Question

There is a simple pendulum hanging from the ceiling of a lift. When the lift is stand still, the time period of the pendulum is T. If the resultant acceleration becomes g/4,
then the new time period of the pendulum is [DCE 2004]
A) 0.8 T B) 0.25 T C) 2 T D) 4 T

Answer 1

C is the right option
Hope it helps!!

Answer 2

Answer:

Option (c) 2T

Explanation:

Given,

• Time period of the pendulum when the lift is at rest = T

When the lift is at rest the net acceleration acting on the pendulum is g.

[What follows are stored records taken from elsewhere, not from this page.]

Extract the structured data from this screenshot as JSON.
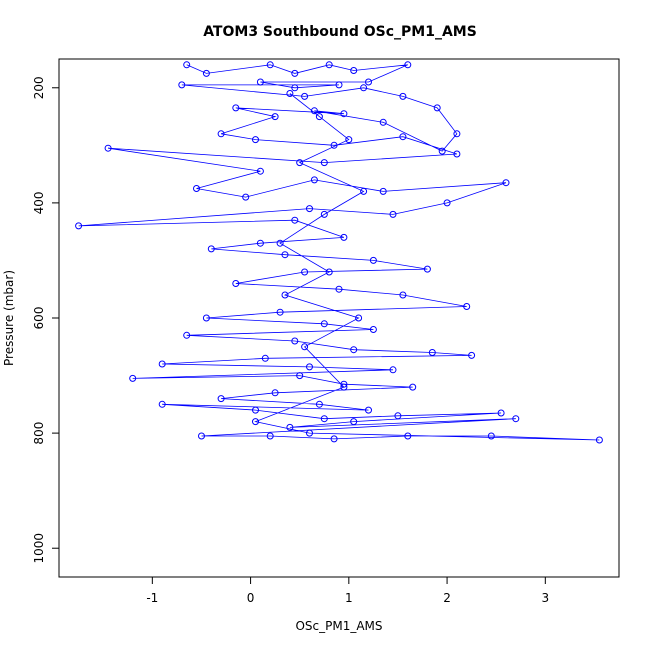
{
  "chart_data": {
    "type": "scatter",
    "title": "ATOM3 Southbound OSc_PM1_AMS",
    "xlabel": "OSc_PM1_AMS",
    "ylabel": "Pressure (mbar)",
    "xlim": [
      -1.95,
      3.75
    ],
    "ylim": [
      1050,
      150
    ],
    "y_inverted": true,
    "x_ticks": [
      -1,
      0,
      1,
      2,
      3
    ],
    "x_tick_labels": [
      "-1",
      "0",
      "1",
      "2",
      "3"
    ],
    "y_ticks": [
      200,
      400,
      600,
      800,
      1000
    ],
    "y_tick_labels": [
      "200",
      "400",
      "600",
      "800",
      "1000"
    ],
    "series_color": "#0000ff",
    "marker": "open-circle",
    "connected": true,
    "points": [
      [
        -0.65,
        160
      ],
      [
        -0.45,
        175
      ],
      [
        0.2,
        160
      ],
      [
        0.45,
        175
      ],
      [
        0.8,
        160
      ],
      [
        1.05,
        170
      ],
      [
        1.6,
        160
      ],
      [
        1.2,
        190
      ],
      [
        0.1,
        190
      ],
      [
        0.45,
        200
      ],
      [
        0.9,
        195
      ],
      [
        -0.7,
        195
      ],
      [
        0.55,
        215
      ],
      [
        1.15,
        200
      ],
      [
        1.55,
        215
      ],
      [
        1.9,
        235
      ],
      [
        2.1,
        280
      ],
      [
        1.95,
        310
      ],
      [
        1.35,
        260
      ],
      [
        0.65,
        240
      ],
      [
        0.95,
        245
      ],
      [
        -0.15,
        235
      ],
      [
        0.25,
        250
      ],
      [
        -0.3,
        280
      ],
      [
        0.05,
        290
      ],
      [
        0.85,
        300
      ],
      [
        1.55,
        285
      ],
      [
        2.1,
        315
      ],
      [
        0.75,
        330
      ],
      [
        -1.45,
        305
      ],
      [
        0.1,
        345
      ],
      [
        -0.55,
        375
      ],
      [
        -0.05,
        390
      ],
      [
        0.65,
        360
      ],
      [
        1.35,
        380
      ],
      [
        2.6,
        365
      ],
      [
        2.0,
        400
      ],
      [
        1.45,
        420
      ],
      [
        0.6,
        410
      ],
      [
        -1.75,
        440
      ],
      [
        0.45,
        430
      ],
      [
        0.95,
        460
      ],
      [
        0.1,
        470
      ],
      [
        -0.4,
        480
      ],
      [
        0.35,
        490
      ],
      [
        1.25,
        500
      ],
      [
        1.8,
        515
      ],
      [
        0.55,
        520
      ],
      [
        -0.15,
        540
      ],
      [
        0.9,
        550
      ],
      [
        1.55,
        560
      ],
      [
        2.2,
        580
      ],
      [
        0.3,
        590
      ],
      [
        -0.45,
        600
      ],
      [
        0.75,
        610
      ],
      [
        1.25,
        620
      ],
      [
        -0.65,
        630
      ],
      [
        0.45,
        640
      ],
      [
        1.05,
        655
      ],
      [
        1.85,
        660
      ],
      [
        2.25,
        665
      ],
      [
        0.15,
        670
      ],
      [
        -0.9,
        680
      ],
      [
        0.6,
        685
      ],
      [
        1.45,
        690
      ],
      [
        -1.2,
        705
      ],
      [
        0.5,
        700
      ],
      [
        0.95,
        715
      ],
      [
        1.65,
        720
      ],
      [
        0.25,
        730
      ],
      [
        -0.3,
        740
      ],
      [
        0.7,
        750
      ],
      [
        1.2,
        760
      ],
      [
        -0.9,
        750
      ],
      [
        0.05,
        760
      ],
      [
        0.75,
        775
      ],
      [
        1.5,
        770
      ],
      [
        2.55,
        765
      ],
      [
        1.05,
        780
      ],
      [
        0.4,
        790
      ],
      [
        2.7,
        775
      ],
      [
        -0.5,
        805
      ],
      [
        0.2,
        805
      ],
      [
        0.85,
        810
      ],
      [
        1.6,
        805
      ],
      [
        2.45,
        805
      ],
      [
        3.55,
        812
      ],
      [
        0.6,
        800
      ],
      [
        0.05,
        780
      ],
      [
        0.95,
        720
      ],
      [
        0.55,
        650
      ],
      [
        1.1,
        600
      ],
      [
        0.35,
        560
      ],
      [
        0.8,
        520
      ],
      [
        0.3,
        470
      ],
      [
        0.75,
        420
      ],
      [
        1.15,
        380
      ],
      [
        0.5,
        330
      ],
      [
        1.0,
        290
      ],
      [
        0.7,
        250
      ],
      [
        0.4,
        210
      ]
    ]
  }
}
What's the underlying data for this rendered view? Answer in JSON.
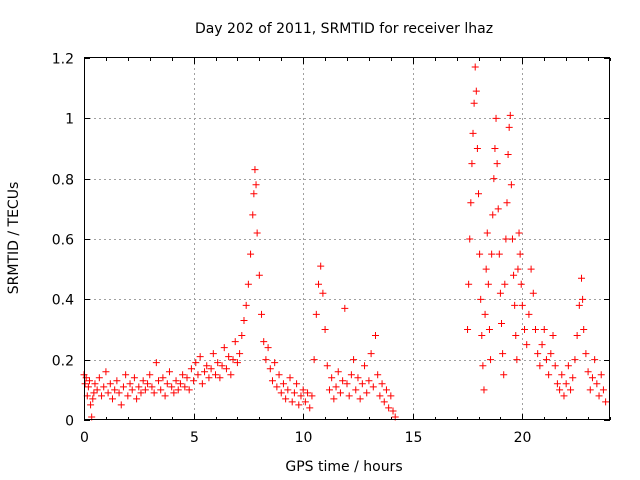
{
  "chart_data": {
    "type": "scatter",
    "title": "Day 202 of 2011, SRMTID for receiver lhaz",
    "xlabel": "GPS time / hours",
    "ylabel": "SRMTID / TECUs",
    "xlim": [
      0,
      24
    ],
    "ylim": [
      0,
      1.2
    ],
    "x_ticks": [
      0,
      5,
      10,
      15,
      20
    ],
    "x_tick_labels": [
      "0",
      "5",
      "10",
      "15",
      "20"
    ],
    "y_ticks": [
      0,
      0.2,
      0.4,
      0.6,
      0.8,
      1.0,
      1.2
    ],
    "y_tick_labels": [
      "0",
      "0.2",
      "0.4",
      "0.6",
      "0.8",
      "1",
      "1.2"
    ],
    "grid": true,
    "marker": "plus",
    "color": "#ff0000",
    "series": [
      {
        "name": "SRMTID",
        "points": [
          [
            0.0,
            0.15
          ],
          [
            0.05,
            0.12
          ],
          [
            0.1,
            0.14
          ],
          [
            0.15,
            0.08
          ],
          [
            0.2,
            0.11
          ],
          [
            0.25,
            0.13
          ],
          [
            0.3,
            0.05
          ],
          [
            0.35,
            0.01
          ],
          [
            0.4,
            0.07
          ],
          [
            0.45,
            0.09
          ],
          [
            0.5,
            0.12
          ],
          [
            0.6,
            0.1
          ],
          [
            0.7,
            0.14
          ],
          [
            0.8,
            0.08
          ],
          [
            0.9,
            0.11
          ],
          [
            1.0,
            0.16
          ],
          [
            1.1,
            0.09
          ],
          [
            1.2,
            0.12
          ],
          [
            1.3,
            0.07
          ],
          [
            1.4,
            0.1
          ],
          [
            1.5,
            0.13
          ],
          [
            1.6,
            0.09
          ],
          [
            1.7,
            0.05
          ],
          [
            1.8,
            0.11
          ],
          [
            1.9,
            0.15
          ],
          [
            2.0,
            0.08
          ],
          [
            2.1,
            0.12
          ],
          [
            2.2,
            0.1
          ],
          [
            2.3,
            0.14
          ],
          [
            2.4,
            0.07
          ],
          [
            2.5,
            0.11
          ],
          [
            2.6,
            0.09
          ],
          [
            2.7,
            0.13
          ],
          [
            2.8,
            0.1
          ],
          [
            2.9,
            0.12
          ],
          [
            3.0,
            0.15
          ],
          [
            3.1,
            0.11
          ],
          [
            3.2,
            0.09
          ],
          [
            3.3,
            0.19
          ],
          [
            3.4,
            0.13
          ],
          [
            3.5,
            0.1
          ],
          [
            3.6,
            0.14
          ],
          [
            3.7,
            0.08
          ],
          [
            3.8,
            0.12
          ],
          [
            3.9,
            0.16
          ],
          [
            4.0,
            0.11
          ],
          [
            4.1,
            0.09
          ],
          [
            4.2,
            0.13
          ],
          [
            4.3,
            0.1
          ],
          [
            4.4,
            0.12
          ],
          [
            4.5,
            0.15
          ],
          [
            4.6,
            0.11
          ],
          [
            4.7,
            0.14
          ],
          [
            4.8,
            0.1
          ],
          [
            4.9,
            0.17
          ],
          [
            5.0,
            0.13
          ],
          [
            5.1,
            0.19
          ],
          [
            5.2,
            0.15
          ],
          [
            5.3,
            0.21
          ],
          [
            5.4,
            0.12
          ],
          [
            5.5,
            0.16
          ],
          [
            5.6,
            0.18
          ],
          [
            5.7,
            0.14
          ],
          [
            5.8,
            0.17
          ],
          [
            5.9,
            0.22
          ],
          [
            6.0,
            0.15
          ],
          [
            6.1,
            0.19
          ],
          [
            6.2,
            0.14
          ],
          [
            6.3,
            0.18
          ],
          [
            6.4,
            0.24
          ],
          [
            6.5,
            0.17
          ],
          [
            6.6,
            0.21
          ],
          [
            6.7,
            0.15
          ],
          [
            6.8,
            0.2
          ],
          [
            6.9,
            0.26
          ],
          [
            7.0,
            0.19
          ],
          [
            7.1,
            0.22
          ],
          [
            7.2,
            0.28
          ],
          [
            7.3,
            0.33
          ],
          [
            7.4,
            0.38
          ],
          [
            7.5,
            0.45
          ],
          [
            7.6,
            0.55
          ],
          [
            7.7,
            0.68
          ],
          [
            7.75,
            0.75
          ],
          [
            7.8,
            0.83
          ],
          [
            7.85,
            0.78
          ],
          [
            7.9,
            0.62
          ],
          [
            8.0,
            0.48
          ],
          [
            8.1,
            0.35
          ],
          [
            8.2,
            0.26
          ],
          [
            8.3,
            0.2
          ],
          [
            8.4,
            0.24
          ],
          [
            8.5,
            0.17
          ],
          [
            8.6,
            0.13
          ],
          [
            8.7,
            0.19
          ],
          [
            8.8,
            0.11
          ],
          [
            8.9,
            0.15
          ],
          [
            9.0,
            0.09
          ],
          [
            9.1,
            0.12
          ],
          [
            9.2,
            0.07
          ],
          [
            9.3,
            0.1
          ],
          [
            9.4,
            0.14
          ],
          [
            9.5,
            0.06
          ],
          [
            9.6,
            0.09
          ],
          [
            9.7,
            0.12
          ],
          [
            9.8,
            0.05
          ],
          [
            9.9,
            0.08
          ],
          [
            10.0,
            0.1
          ],
          [
            10.1,
            0.06
          ],
          [
            10.2,
            0.09
          ],
          [
            10.3,
            0.04
          ],
          [
            10.4,
            0.08
          ],
          [
            10.5,
            0.2
          ],
          [
            10.6,
            0.35
          ],
          [
            10.7,
            0.45
          ],
          [
            10.8,
            0.51
          ],
          [
            10.9,
            0.42
          ],
          [
            11.0,
            0.3
          ],
          [
            11.1,
            0.18
          ],
          [
            11.2,
            0.1
          ],
          [
            11.3,
            0.14
          ],
          [
            11.4,
            0.07
          ],
          [
            11.5,
            0.11
          ],
          [
            11.6,
            0.16
          ],
          [
            11.7,
            0.09
          ],
          [
            11.8,
            0.13
          ],
          [
            11.9,
            0.37
          ],
          [
            12.0,
            0.12
          ],
          [
            12.1,
            0.08
          ],
          [
            12.2,
            0.15
          ],
          [
            12.3,
            0.2
          ],
          [
            12.4,
            0.1
          ],
          [
            12.5,
            0.14
          ],
          [
            12.6,
            0.07
          ],
          [
            12.7,
            0.12
          ],
          [
            12.8,
            0.18
          ],
          [
            12.9,
            0.09
          ],
          [
            13.0,
            0.13
          ],
          [
            13.1,
            0.22
          ],
          [
            13.2,
            0.11
          ],
          [
            13.3,
            0.28
          ],
          [
            13.4,
            0.15
          ],
          [
            13.5,
            0.08
          ],
          [
            13.6,
            0.12
          ],
          [
            13.7,
            0.06
          ],
          [
            13.8,
            0.1
          ],
          [
            13.9,
            0.04
          ],
          [
            14.0,
            0.08
          ],
          [
            14.1,
            0.03
          ],
          [
            14.2,
            0.01
          ],
          [
            17.5,
            0.3
          ],
          [
            17.55,
            0.45
          ],
          [
            17.6,
            0.6
          ],
          [
            17.65,
            0.72
          ],
          [
            17.7,
            0.85
          ],
          [
            17.75,
            0.95
          ],
          [
            17.8,
            1.05
          ],
          [
            17.85,
            1.17
          ],
          [
            17.9,
            1.09
          ],
          [
            17.95,
            0.9
          ],
          [
            18.0,
            0.75
          ],
          [
            18.05,
            0.55
          ],
          [
            18.1,
            0.4
          ],
          [
            18.15,
            0.28
          ],
          [
            18.2,
            0.18
          ],
          [
            18.25,
            0.1
          ],
          [
            18.3,
            0.35
          ],
          [
            18.35,
            0.5
          ],
          [
            18.4,
            0.62
          ],
          [
            18.45,
            0.45
          ],
          [
            18.5,
            0.3
          ],
          [
            18.55,
            0.2
          ],
          [
            18.6,
            0.55
          ],
          [
            18.65,
            0.68
          ],
          [
            18.7,
            0.8
          ],
          [
            18.75,
            0.9
          ],
          [
            18.8,
            1.0
          ],
          [
            18.85,
            0.85
          ],
          [
            18.9,
            0.7
          ],
          [
            18.95,
            0.55
          ],
          [
            19.0,
            0.42
          ],
          [
            19.05,
            0.32
          ],
          [
            19.1,
            0.22
          ],
          [
            19.15,
            0.15
          ],
          [
            19.2,
            0.45
          ],
          [
            19.25,
            0.6
          ],
          [
            19.3,
            0.72
          ],
          [
            19.35,
            0.88
          ],
          [
            19.4,
            0.97
          ],
          [
            19.45,
            1.01
          ],
          [
            19.5,
            0.78
          ],
          [
            19.55,
            0.6
          ],
          [
            19.6,
            0.48
          ],
          [
            19.65,
            0.38
          ],
          [
            19.7,
            0.28
          ],
          [
            19.75,
            0.2
          ],
          [
            19.8,
            0.5
          ],
          [
            19.85,
            0.62
          ],
          [
            19.9,
            0.55
          ],
          [
            19.95,
            0.45
          ],
          [
            20.0,
            0.38
          ],
          [
            20.1,
            0.3
          ],
          [
            20.2,
            0.25
          ],
          [
            20.3,
            0.35
          ],
          [
            20.4,
            0.5
          ],
          [
            20.5,
            0.42
          ],
          [
            20.6,
            0.3
          ],
          [
            20.7,
            0.22
          ],
          [
            20.8,
            0.18
          ],
          [
            20.9,
            0.25
          ],
          [
            21.0,
            0.3
          ],
          [
            21.1,
            0.2
          ],
          [
            21.2,
            0.15
          ],
          [
            21.3,
            0.22
          ],
          [
            21.4,
            0.28
          ],
          [
            21.5,
            0.18
          ],
          [
            21.6,
            0.12
          ],
          [
            21.7,
            0.1
          ],
          [
            21.8,
            0.15
          ],
          [
            21.9,
            0.08
          ],
          [
            22.0,
            0.12
          ],
          [
            22.1,
            0.18
          ],
          [
            22.2,
            0.1
          ],
          [
            22.3,
            0.14
          ],
          [
            22.4,
            0.2
          ],
          [
            22.5,
            0.28
          ],
          [
            22.6,
            0.38
          ],
          [
            22.7,
            0.47
          ],
          [
            22.75,
            0.4
          ],
          [
            22.8,
            0.3
          ],
          [
            22.9,
            0.22
          ],
          [
            23.0,
            0.16
          ],
          [
            23.1,
            0.1
          ],
          [
            23.2,
            0.14
          ],
          [
            23.3,
            0.2
          ],
          [
            23.4,
            0.12
          ],
          [
            23.5,
            0.08
          ],
          [
            23.6,
            0.15
          ],
          [
            23.7,
            0.1
          ],
          [
            23.8,
            0.06
          ]
        ]
      }
    ]
  }
}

$\therefore T\ =\ 2\pi\sqrt{\dfrac{l}{g}}\,\,\,\,\,\,\,\,\,\,\,\,\,\,\,\,\,\,\,\,eqn (1)$

Where l is the length of the pendulum and g is the gravitational acceleration due to the earth.

Now in the new case, length of the pendulum remains constant and the net acceleration acting on the pendulum is $\dfrac{g}{4}$

Therefore the new time period of the pendulum becomes T'.

$\thefore T'\ =\ 2\pi\sqrt{\dfrac{l}{\dfrac{g}{4}}}\\\Rightarrow T'\ =\ 2\times 2\pi\sqrt{\dfrac{l}{g}$

From the equation (1), we get,

$\therefore T'\ =\ 2T$

Hence the new time period of the pendulum is 2T.